At Miami, he has been like a man falling in love all over again. He certainly has re-sharpened his focus on why he got into this career back in the late 1980s, as first a FSU grad assistant for three long years.

“On a personal level — if I’m going to really enjoy it and have an energy level that I think it takes to be great — calling plays and game-planning and scheming has really energized me,” Richt said.

As he spent spring practice practically in the pocket with the quarterback, Richt, urging on the offense, has found himself just more involved, more a part of the smelting process of team building. “I think it’s important for the staff to see me compete. I think it’s important for the players to see me compete,” he said.

With the coaching change, Kaaya feels like he picked up another roommate. “Every meeting he wants to cover something with you. He always wants to watch film with us. He wants to correct something that I’m doing or one of the other quarterbacks is doing. You can see how hands-on he wants to be in our day-to-day schedule,” he said.

Among the items Richt packed and brought south with him was the certain knowledge that Aaron Murray was a very good role model. As such, Richt has drilled his current quarterback with highlights of his former one at Georgia, emphasizing Murray’s meticulous attention to detail.

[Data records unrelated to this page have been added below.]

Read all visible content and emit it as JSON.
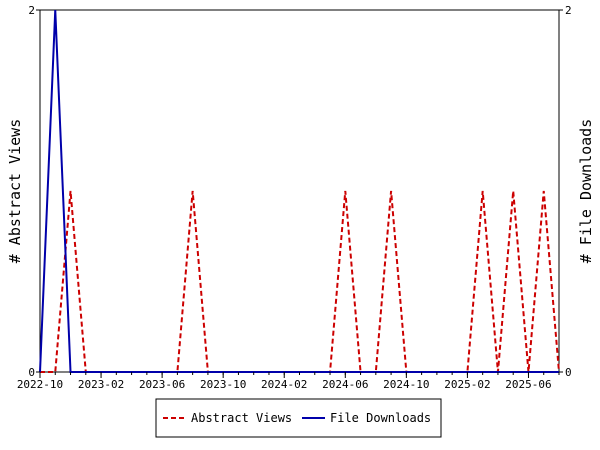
{
  "chart_data": {
    "type": "line",
    "ylabel_left": "# Abstract Views",
    "ylabel_right": "# File Downloads",
    "x_tick_labels": [
      "2022-10",
      "2023-02",
      "2023-06",
      "2023-10",
      "2024-02",
      "2024-06",
      "2024-10",
      "2025-02",
      "2025-06"
    ],
    "x_ticks": [
      "2022-10",
      "2023-02",
      "2023-06",
      "2023-10",
      "2024-02",
      "2024-06",
      "2024-10",
      "2025-02",
      "2025-06"
    ],
    "x_range": [
      "2022-10",
      "2025-08"
    ],
    "y_left_range": [
      0,
      2
    ],
    "y_left_ticks": [
      "0",
      "2"
    ],
    "y_right_range": [
      0,
      2
    ],
    "y_right_ticks": [
      "0",
      "2"
    ],
    "grid": false,
    "legend_position": "bottom",
    "series": [
      {
        "name": "Abstract Views",
        "axis": "left",
        "color": "#cc0000",
        "style": "dashed",
        "x": [
          "2022-10",
          "2022-11",
          "2022-12",
          "2023-01",
          "2023-02",
          "2023-03",
          "2023-04",
          "2023-05",
          "2023-06",
          "2023-07",
          "2023-08",
          "2023-09",
          "2023-10",
          "2023-11",
          "2023-12",
          "2024-01",
          "2024-02",
          "2024-03",
          "2024-04",
          "2024-05",
          "2024-06",
          "2024-07",
          "2024-08",
          "2024-09",
          "2024-10",
          "2024-11",
          "2024-12",
          "2025-01",
          "2025-02",
          "2025-03",
          "2025-04",
          "2025-05",
          "2025-06",
          "2025-07",
          "2025-08"
        ],
        "values": [
          0,
          0,
          1,
          0,
          0,
          0,
          0,
          0,
          0,
          0,
          1,
          0,
          0,
          0,
          0,
          0,
          0,
          0,
          0,
          0,
          1,
          0,
          0,
          1,
          0,
          0,
          0,
          0,
          0,
          1,
          0,
          1,
          0,
          1,
          0
        ]
      },
      {
        "name": "File Downloads",
        "axis": "right",
        "color": "#0000aa",
        "style": "solid",
        "x": [
          "2022-10",
          "2022-11",
          "2022-12",
          "2023-01",
          "2023-02",
          "2023-03",
          "2023-04",
          "2023-05",
          "2023-06",
          "2023-07",
          "2023-08",
          "2023-09",
          "2023-10",
          "2023-11",
          "2023-12",
          "2024-01",
          "2024-02",
          "2024-03",
          "2024-04",
          "2024-05",
          "2024-06",
          "2024-07",
          "2024-08",
          "2024-09",
          "2024-10",
          "2024-11",
          "2024-12",
          "2025-01",
          "2025-02",
          "2025-03",
          "2025-04",
          "2025-05",
          "2025-06",
          "2025-07",
          "2025-08"
        ],
        "values": [
          0,
          2,
          0,
          0,
          0,
          0,
          0,
          0,
          0,
          0,
          0,
          0,
          0,
          0,
          0,
          0,
          0,
          0,
          0,
          0,
          0,
          0,
          0,
          0,
          0,
          0,
          0,
          0,
          0,
          0,
          0,
          0,
          0,
          0,
          0
        ]
      }
    ]
  }
}
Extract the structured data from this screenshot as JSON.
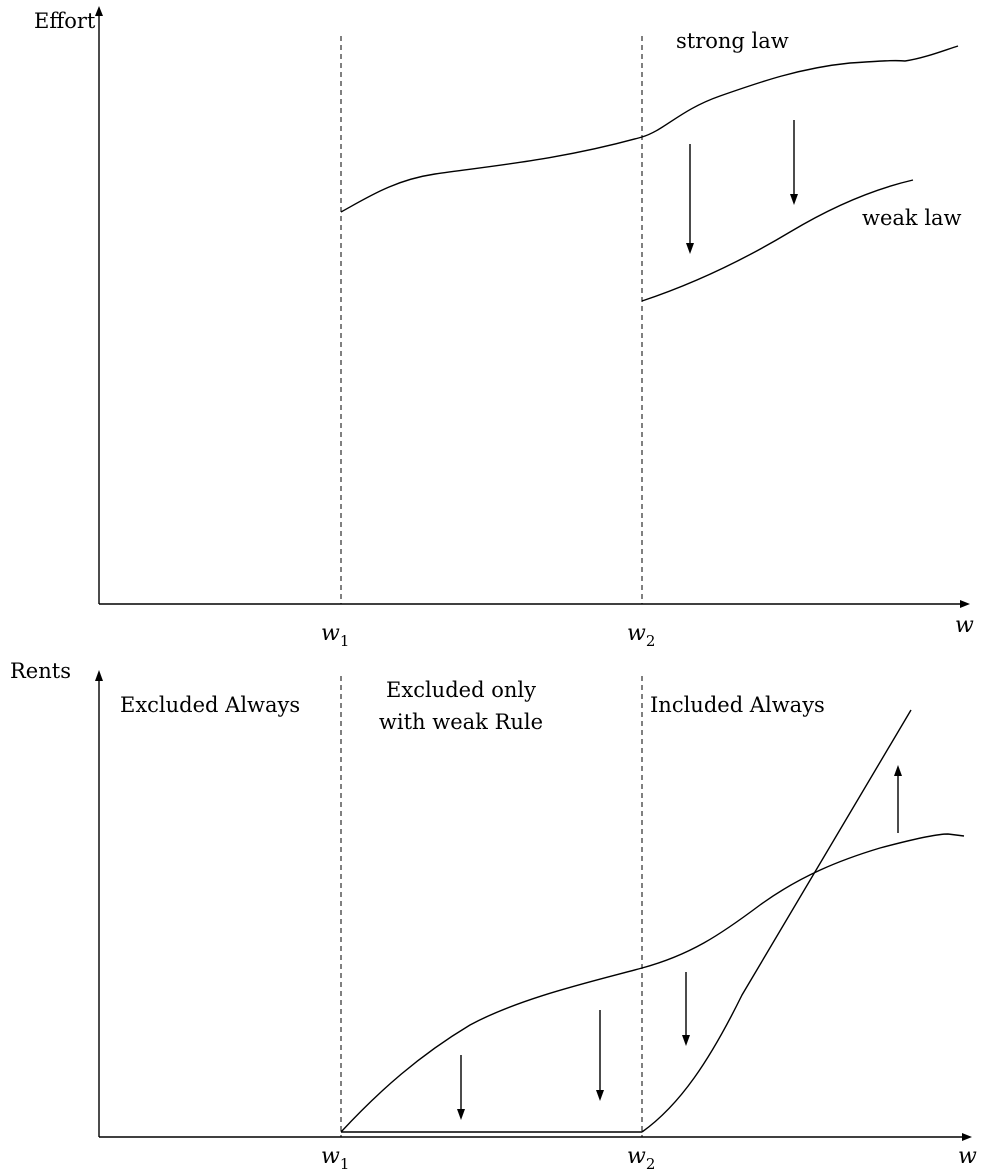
{
  "top_panel": {
    "y_axis_label": "Effort",
    "x_axis_label": "w",
    "ticks": [
      {
        "base": "w",
        "sub": "1"
      },
      {
        "base": "w",
        "sub": "2"
      }
    ],
    "curve_labels": {
      "strong": "strong law",
      "weak": "weak law"
    }
  },
  "bottom_panel": {
    "y_axis_label": "Rents",
    "x_axis_label": "w",
    "ticks": [
      {
        "base": "w",
        "sub": "1"
      },
      {
        "base": "w",
        "sub": "2"
      }
    ],
    "regions": {
      "left": "Excluded Always",
      "middle_line1": "Excluded only",
      "middle_line2": "with weak Rule",
      "right": "Included Always"
    }
  }
}
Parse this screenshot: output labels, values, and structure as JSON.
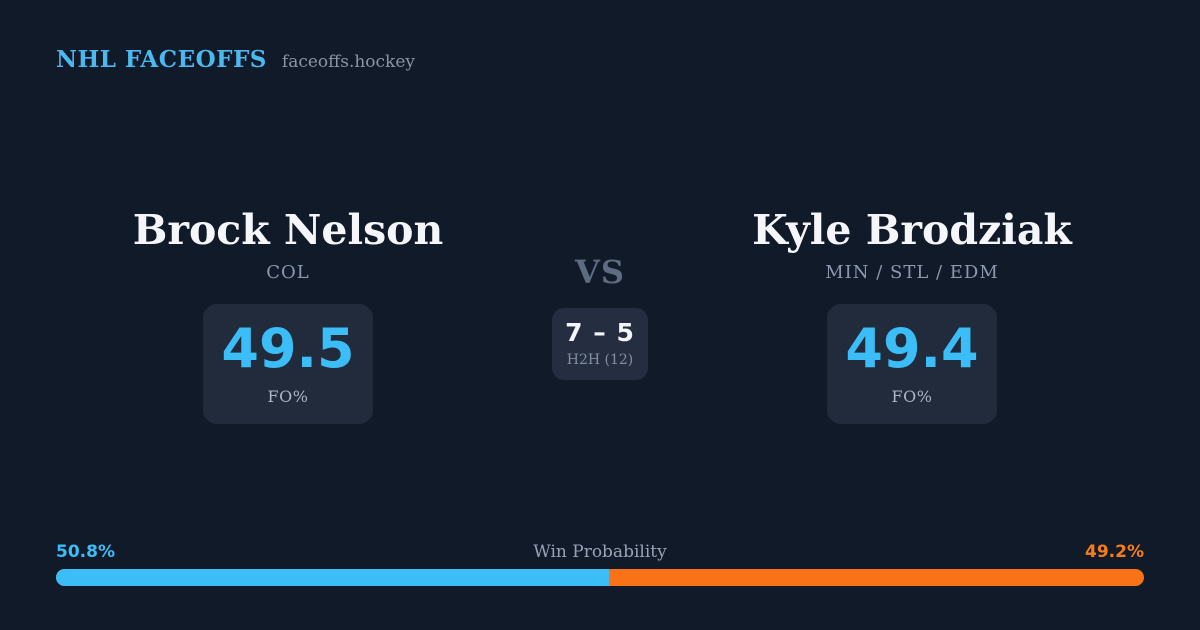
{
  "header": {
    "brand": "NHL FACEOFFS",
    "domain": "faceoffs.hockey"
  },
  "players": [
    {
      "name": "Brock Nelson",
      "teams": "COL",
      "fo_pct": "49.5",
      "fo_label": "FO%"
    },
    {
      "name": "Kyle Brodziak",
      "teams": "MIN / STL / EDM",
      "fo_pct": "49.4",
      "fo_label": "FO%"
    }
  ],
  "center": {
    "vs_label": "VS",
    "h2h_score": "7 – 5",
    "h2h_label": "H2H (12)"
  },
  "win_probability": {
    "title": "Win Probability",
    "left_label": "50.8%",
    "right_label": "49.2%",
    "left_value": 50.8,
    "right_value": 49.2
  },
  "colors": {
    "background": "#111a29",
    "card": "#212b3c",
    "h2h_card": "#242e40",
    "accent_blue": "#3bbdf8",
    "accent_orange": "#f97316",
    "brand_blue": "#4bb9ef",
    "name_white": "#f4f6fa",
    "muted_gray": "#8c99ad"
  }
}
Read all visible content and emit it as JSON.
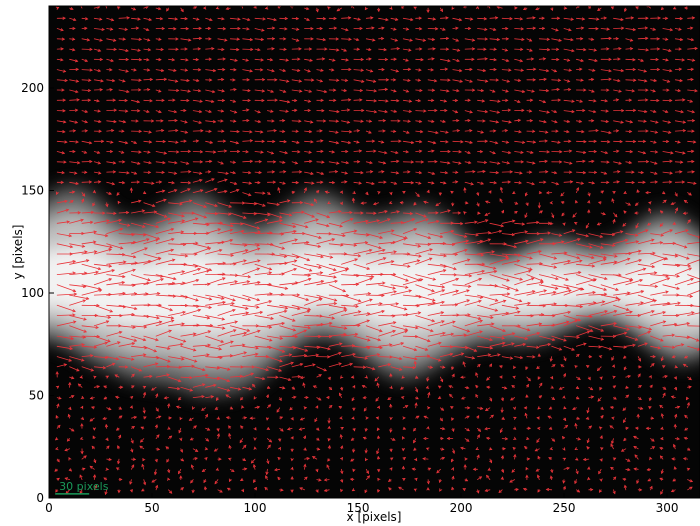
{
  "chart_data": {
    "type": "quiver",
    "title": "",
    "xlabel": "x [pixels]",
    "ylabel": "y [pixels]",
    "xlim": [
      0,
      316
    ],
    "ylim": [
      0,
      240
    ],
    "x_ticks": [
      "0",
      "50",
      "100",
      "150",
      "200",
      "250",
      "300"
    ],
    "y_ticks": [
      "0",
      "50",
      "100",
      "150",
      "200"
    ],
    "grid": false,
    "legend": "none",
    "background": "grayscale intensity image of a bright horizontal plume centred near y = 100",
    "plume": {
      "center_y": 102,
      "halfwidth_y": [
        [
          0,
          36
        ],
        [
          30,
          32
        ],
        [
          72,
          48
        ],
        [
          110,
          38
        ],
        [
          150,
          32
        ],
        [
          200,
          30
        ],
        [
          250,
          24
        ],
        [
          316,
          22
        ]
      ],
      "peak_intensity": 0.95
    },
    "vector_field": {
      "color": "#e8343a",
      "flow_direction": "rightward along plume, weak and variable outside",
      "x_start": 4,
      "x_step": 6,
      "y_start": 4,
      "y_step": 5
    },
    "scale_key": {
      "label": "30 pixels",
      "length": 30,
      "color": "#1a9a5a",
      "position": "bottom-left"
    }
  }
}
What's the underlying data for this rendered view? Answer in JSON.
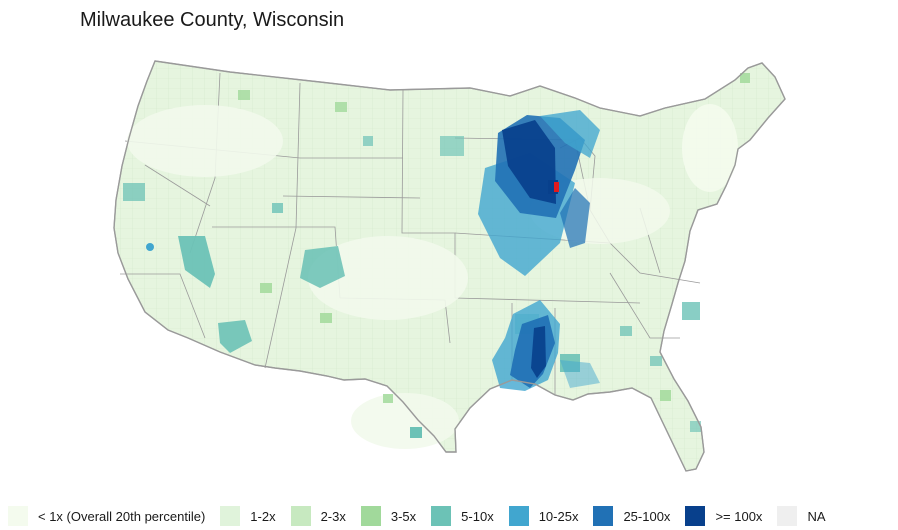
{
  "title": "Milwaukee County, Wisconsin",
  "map": {
    "region": "contiguous-united-states-counties",
    "highlighted_county": "Milwaukee County, Wisconsin",
    "highlight_color": "#e31a1c",
    "border_color": "#8c8c8c",
    "hotspots": [
      {
        "area": "Wisconsin",
        "category": ">= 100x"
      },
      {
        "area": "Upper Peninsula of Michigan",
        "category": "25-100x"
      },
      {
        "area": "Northern Illinois",
        "category": "25-100x"
      },
      {
        "area": "Mississippi Delta",
        "category": "25-100x"
      },
      {
        "area": "Western Nevada",
        "category": "5-10x"
      },
      {
        "area": "Southern Arizona",
        "category": "5-10x"
      },
      {
        "area": "Utah / Colorado interior",
        "category": "5-10x"
      }
    ]
  },
  "legend": {
    "items": [
      {
        "label": "< 1x (Overall 20th percentile)",
        "color": "#f4fbee"
      },
      {
        "label": "1-2x",
        "color": "#e0f3db"
      },
      {
        "label": "2-3x",
        "color": "#c7e9c0"
      },
      {
        "label": "3-5x",
        "color": "#a1d99b"
      },
      {
        "label": "5-10x",
        "color": "#6cc2b6"
      },
      {
        "label": "10-25x",
        "color": "#41a6cf"
      },
      {
        "label": "25-100x",
        "color": "#2171b5"
      },
      {
        "label": ">= 100x",
        "color": "#08408c"
      },
      {
        "label": "NA",
        "color": "#efefef"
      }
    ]
  }
}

It is difficult to pry much else from Richt about his long Georgia experience, so locked in is he on his new life back in Miami.

His identity now is that of the guy living in the townhome in Coconut Grove, not far from campus. He is the one married to the Florida State grad who now will work the sidelines of that bitter rival in orange and green as a high-profile “water girl.”

Their new life together sounds quite paradisiacal. “We walk out of our townhome into shops, restaurants, a movie theater. We just walk when we go out on a date together,” Richt said.

And when not cavorting among the palms, this new Richt, brimming with rediscovered energy, is making it a habit to pop in on youth football teams around Dade, Broward and Palm Beach counties in order to plant seeds that may not sprout for years to come. That is a program he plans to carry even into the season. “I want those guys to love Miami,” Richt said.

And then, as if any more proof of his robustness were required, as if to emphasize just how fast his engine is running and how much distance he can put between himself and his previous life at Georgia, Richt asks, “Why would I be seeing 8-year-olds if I didn’t plan on sticking around for a while?”